Do you really trust all these centralized powers as we enter an age of nanotechnology of numerous kinds? Do you trust tattoos that listen to your subvocalizations? Do you have zero fear of these technologies falling into the hands of people who would be happy to absorb your land, wealth?
That future hasn't arrived. But it always does. Any mass submission to authorities with the power to engineerconsent over use of such technology has potentially existential consequences.
The Unknown Unknowns.
Since we do not know what they are, they might be nonexistent or they might be scarier than anything we've listed thus far. There may be long term epigenetic responses that could produce all manner of health problems down the road, like an urge to listen to only elevator music or even death. The mRNA technology described by its manufacturers as functioning "very much like an operating system on a computer" really could lead to bioweapons we've not even imagined. I know, you've already started to imagine them. That's part of the problem.
In Summary
To me, the risk profile of this mass vaccination program looks not simply bad, but terrifying.
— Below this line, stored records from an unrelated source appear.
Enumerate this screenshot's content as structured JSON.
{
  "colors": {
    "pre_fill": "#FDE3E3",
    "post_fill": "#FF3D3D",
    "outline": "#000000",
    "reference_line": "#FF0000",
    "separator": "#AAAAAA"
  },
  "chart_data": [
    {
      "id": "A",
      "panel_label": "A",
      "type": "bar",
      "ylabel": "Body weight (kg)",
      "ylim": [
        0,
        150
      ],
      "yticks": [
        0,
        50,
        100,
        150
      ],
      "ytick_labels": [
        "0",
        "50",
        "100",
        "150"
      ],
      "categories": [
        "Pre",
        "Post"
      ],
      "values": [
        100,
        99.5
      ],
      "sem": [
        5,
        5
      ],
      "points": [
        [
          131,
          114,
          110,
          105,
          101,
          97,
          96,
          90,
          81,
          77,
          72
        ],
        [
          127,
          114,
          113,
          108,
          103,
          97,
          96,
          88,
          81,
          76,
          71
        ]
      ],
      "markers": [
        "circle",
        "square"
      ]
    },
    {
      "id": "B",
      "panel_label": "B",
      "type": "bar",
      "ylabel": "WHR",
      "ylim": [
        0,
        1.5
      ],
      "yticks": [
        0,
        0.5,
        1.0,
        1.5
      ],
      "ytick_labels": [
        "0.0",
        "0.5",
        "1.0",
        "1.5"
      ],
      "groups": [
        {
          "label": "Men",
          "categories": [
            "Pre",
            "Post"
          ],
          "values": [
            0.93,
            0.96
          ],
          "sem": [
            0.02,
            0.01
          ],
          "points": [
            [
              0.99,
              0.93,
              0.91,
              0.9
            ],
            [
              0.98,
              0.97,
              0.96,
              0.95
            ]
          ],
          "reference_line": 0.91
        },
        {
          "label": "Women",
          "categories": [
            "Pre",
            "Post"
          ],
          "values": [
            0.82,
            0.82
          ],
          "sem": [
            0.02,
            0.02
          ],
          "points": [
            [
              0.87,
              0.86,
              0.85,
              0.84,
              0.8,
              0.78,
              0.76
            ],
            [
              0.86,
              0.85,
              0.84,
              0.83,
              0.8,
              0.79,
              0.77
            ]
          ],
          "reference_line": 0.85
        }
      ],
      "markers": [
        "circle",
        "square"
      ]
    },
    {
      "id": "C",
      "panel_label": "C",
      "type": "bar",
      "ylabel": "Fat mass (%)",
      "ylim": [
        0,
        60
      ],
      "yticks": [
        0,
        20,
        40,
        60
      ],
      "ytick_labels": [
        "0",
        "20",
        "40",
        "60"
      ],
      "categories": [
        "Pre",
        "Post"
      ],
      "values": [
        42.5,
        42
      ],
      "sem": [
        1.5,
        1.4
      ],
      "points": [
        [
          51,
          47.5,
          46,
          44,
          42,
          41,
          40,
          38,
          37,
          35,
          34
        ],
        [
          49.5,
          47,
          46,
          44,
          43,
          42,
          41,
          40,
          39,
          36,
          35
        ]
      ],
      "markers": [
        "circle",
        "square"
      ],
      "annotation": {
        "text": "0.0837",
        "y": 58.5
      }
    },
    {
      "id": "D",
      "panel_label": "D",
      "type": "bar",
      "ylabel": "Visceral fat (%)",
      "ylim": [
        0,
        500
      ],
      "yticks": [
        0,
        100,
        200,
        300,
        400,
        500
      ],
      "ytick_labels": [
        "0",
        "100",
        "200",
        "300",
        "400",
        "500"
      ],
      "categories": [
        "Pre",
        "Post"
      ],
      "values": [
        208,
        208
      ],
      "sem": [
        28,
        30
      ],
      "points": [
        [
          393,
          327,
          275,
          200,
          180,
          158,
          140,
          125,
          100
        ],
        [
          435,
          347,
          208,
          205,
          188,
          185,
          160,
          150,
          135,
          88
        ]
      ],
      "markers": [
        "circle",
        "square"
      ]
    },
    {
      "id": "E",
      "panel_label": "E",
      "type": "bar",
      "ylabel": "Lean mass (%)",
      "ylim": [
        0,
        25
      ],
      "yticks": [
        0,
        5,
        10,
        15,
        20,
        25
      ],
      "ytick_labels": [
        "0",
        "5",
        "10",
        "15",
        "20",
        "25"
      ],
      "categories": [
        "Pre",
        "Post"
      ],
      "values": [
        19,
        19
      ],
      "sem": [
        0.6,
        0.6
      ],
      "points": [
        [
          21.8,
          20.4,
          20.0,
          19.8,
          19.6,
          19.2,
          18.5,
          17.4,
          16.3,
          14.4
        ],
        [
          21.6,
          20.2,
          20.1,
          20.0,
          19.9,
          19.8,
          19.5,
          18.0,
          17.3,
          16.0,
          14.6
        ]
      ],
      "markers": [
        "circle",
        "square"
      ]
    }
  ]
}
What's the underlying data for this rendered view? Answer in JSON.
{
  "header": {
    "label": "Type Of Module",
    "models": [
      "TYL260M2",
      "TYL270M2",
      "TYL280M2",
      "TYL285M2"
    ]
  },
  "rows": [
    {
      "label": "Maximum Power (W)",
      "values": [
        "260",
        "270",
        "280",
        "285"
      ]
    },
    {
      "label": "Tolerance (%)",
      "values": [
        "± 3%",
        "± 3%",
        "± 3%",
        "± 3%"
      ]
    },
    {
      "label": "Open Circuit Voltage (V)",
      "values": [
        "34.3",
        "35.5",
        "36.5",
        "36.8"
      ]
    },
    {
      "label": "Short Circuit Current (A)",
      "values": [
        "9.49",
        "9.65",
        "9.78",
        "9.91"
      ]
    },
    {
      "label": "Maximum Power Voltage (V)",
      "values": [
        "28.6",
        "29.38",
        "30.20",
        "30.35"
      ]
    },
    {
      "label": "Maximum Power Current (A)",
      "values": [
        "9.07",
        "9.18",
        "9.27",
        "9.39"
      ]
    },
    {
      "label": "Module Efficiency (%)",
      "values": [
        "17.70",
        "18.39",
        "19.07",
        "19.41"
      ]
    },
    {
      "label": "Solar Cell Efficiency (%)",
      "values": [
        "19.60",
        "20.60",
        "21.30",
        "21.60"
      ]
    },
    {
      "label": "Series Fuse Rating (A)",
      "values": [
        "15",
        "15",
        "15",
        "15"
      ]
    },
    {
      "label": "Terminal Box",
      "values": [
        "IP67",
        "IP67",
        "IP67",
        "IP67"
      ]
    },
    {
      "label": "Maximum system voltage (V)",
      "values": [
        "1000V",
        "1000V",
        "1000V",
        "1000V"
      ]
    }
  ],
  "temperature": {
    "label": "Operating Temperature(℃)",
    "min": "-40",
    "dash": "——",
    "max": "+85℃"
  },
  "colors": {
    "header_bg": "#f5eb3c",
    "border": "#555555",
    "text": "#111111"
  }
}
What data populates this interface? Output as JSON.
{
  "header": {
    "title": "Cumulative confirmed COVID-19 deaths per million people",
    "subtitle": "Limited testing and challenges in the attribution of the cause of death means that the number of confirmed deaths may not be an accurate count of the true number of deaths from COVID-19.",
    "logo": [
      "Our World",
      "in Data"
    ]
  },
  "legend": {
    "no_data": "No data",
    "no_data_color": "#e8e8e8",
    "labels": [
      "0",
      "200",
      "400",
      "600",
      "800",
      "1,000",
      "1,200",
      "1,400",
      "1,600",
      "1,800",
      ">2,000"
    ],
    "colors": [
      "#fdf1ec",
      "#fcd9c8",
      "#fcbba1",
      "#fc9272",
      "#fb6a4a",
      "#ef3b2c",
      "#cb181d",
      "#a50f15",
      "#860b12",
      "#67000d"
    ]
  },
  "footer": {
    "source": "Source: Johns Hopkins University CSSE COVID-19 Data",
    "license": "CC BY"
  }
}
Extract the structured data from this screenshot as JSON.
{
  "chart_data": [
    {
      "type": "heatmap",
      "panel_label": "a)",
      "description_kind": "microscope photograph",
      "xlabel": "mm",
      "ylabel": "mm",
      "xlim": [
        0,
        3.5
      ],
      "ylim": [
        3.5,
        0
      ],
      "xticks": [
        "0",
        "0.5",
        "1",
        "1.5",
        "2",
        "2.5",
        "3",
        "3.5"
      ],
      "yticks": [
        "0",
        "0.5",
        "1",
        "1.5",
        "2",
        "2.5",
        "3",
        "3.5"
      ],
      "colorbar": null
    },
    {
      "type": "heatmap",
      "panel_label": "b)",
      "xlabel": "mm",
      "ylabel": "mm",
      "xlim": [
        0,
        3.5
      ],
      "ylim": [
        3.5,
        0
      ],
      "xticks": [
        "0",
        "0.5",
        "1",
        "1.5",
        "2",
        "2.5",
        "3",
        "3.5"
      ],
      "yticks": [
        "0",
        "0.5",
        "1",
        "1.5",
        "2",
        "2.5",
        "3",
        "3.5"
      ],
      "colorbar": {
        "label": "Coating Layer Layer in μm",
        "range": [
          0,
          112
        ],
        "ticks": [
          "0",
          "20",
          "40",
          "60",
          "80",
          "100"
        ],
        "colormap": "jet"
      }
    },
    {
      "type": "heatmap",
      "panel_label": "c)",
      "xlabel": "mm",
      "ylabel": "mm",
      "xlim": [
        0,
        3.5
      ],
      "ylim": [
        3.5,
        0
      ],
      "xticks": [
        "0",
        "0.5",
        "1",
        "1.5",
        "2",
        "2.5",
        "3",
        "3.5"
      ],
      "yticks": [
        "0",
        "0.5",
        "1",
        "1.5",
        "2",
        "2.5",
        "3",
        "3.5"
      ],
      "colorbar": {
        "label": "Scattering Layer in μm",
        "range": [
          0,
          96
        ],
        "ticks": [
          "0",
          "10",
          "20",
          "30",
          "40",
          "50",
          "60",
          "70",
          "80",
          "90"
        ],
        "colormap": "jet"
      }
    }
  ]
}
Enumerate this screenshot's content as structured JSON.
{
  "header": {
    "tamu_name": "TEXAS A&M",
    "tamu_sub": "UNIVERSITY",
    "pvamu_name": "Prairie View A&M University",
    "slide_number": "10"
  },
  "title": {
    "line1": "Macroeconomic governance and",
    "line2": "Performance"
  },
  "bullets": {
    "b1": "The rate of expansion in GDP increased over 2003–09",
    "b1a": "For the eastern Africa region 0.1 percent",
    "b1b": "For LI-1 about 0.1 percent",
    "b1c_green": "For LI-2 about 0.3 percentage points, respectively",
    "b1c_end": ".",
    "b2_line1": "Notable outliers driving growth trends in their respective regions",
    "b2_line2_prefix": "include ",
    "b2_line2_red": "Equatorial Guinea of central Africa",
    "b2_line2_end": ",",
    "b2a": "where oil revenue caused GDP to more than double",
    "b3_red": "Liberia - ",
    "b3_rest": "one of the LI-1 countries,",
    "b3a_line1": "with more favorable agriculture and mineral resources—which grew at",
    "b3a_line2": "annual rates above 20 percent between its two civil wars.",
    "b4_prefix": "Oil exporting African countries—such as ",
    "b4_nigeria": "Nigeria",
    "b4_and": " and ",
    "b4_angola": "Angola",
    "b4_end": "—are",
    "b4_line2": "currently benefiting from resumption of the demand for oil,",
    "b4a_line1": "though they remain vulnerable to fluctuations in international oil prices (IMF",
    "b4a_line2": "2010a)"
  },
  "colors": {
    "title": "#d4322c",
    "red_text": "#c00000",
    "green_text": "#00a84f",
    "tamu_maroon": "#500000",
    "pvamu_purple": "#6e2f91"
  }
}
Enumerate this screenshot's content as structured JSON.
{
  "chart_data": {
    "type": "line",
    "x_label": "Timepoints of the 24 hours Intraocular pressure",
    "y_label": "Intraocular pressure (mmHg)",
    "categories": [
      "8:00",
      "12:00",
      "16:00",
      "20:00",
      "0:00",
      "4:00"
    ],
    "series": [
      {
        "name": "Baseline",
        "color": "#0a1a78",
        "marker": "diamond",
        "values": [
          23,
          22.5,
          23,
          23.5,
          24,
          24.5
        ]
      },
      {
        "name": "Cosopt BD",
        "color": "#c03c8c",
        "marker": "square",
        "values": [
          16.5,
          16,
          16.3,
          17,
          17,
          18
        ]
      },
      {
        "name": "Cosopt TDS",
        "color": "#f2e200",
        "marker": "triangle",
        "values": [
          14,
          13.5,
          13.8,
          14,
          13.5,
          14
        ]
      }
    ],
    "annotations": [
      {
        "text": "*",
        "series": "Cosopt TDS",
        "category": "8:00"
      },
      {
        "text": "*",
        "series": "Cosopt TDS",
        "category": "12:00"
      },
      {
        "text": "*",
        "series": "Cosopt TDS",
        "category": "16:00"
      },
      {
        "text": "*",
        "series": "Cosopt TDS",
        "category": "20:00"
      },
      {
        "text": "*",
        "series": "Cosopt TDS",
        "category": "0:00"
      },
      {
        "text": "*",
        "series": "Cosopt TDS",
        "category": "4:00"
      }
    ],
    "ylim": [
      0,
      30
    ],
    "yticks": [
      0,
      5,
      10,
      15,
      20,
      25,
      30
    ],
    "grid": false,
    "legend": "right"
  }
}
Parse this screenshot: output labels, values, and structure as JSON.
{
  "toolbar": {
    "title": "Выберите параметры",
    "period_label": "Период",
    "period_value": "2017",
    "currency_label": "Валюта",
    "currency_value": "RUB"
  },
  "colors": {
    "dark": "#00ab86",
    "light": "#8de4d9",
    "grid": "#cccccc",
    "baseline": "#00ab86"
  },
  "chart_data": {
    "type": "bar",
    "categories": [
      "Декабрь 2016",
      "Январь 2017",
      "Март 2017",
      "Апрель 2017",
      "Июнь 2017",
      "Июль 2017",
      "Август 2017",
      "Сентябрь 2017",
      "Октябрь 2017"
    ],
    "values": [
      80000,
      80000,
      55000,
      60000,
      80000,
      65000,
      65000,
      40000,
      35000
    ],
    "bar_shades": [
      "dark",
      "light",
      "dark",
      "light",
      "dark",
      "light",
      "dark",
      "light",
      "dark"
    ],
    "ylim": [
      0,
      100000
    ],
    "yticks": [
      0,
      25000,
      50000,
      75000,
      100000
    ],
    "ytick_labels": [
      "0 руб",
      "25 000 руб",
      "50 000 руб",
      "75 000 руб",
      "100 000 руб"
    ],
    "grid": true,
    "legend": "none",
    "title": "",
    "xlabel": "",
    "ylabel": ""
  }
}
But if you don't trust my analysis (please comment or link to better analysis, pro or con), consider that there are many experts in virology, vaccines, and related fields whose opinions are negative to extremely negative.
Virologist Sucharit Bhakdi: "Healthy people aren't dangerous," but the vaccine campaign is "extremely dangerous".
Former Pfizer (CSO and VP) Head of Allergy and Respiratory Research, Dr. Mike Yeadon, is terrified of the COVID-19 vaccine campaign.
Vaccine developer Geert Vanden Bossce (homepage): "As mass vaccination campaigns have started in the vulnerable population, not only vaccinated subjects but also not yet vaccinated younger age groups will become a breeding ground for new infectious variants. There can be no doubt that continued mass vaccination campaigns will enable new, more infectious viral variants to become increasingly dominant and ultimately result in a dramatic incline in new cases despite enhanced vaccine coverage rates."
What motivated me to dig further into the mass vaccination campaign to begin with was a tearful message from a vaccine manufacturer saying that this may be the greatest human disaster in history. They might all be wrong. I hope they are. But we are moving into all this without the time to fully understand it. We need to talk more about the risks, though it might already be too late to stop some or the impacts.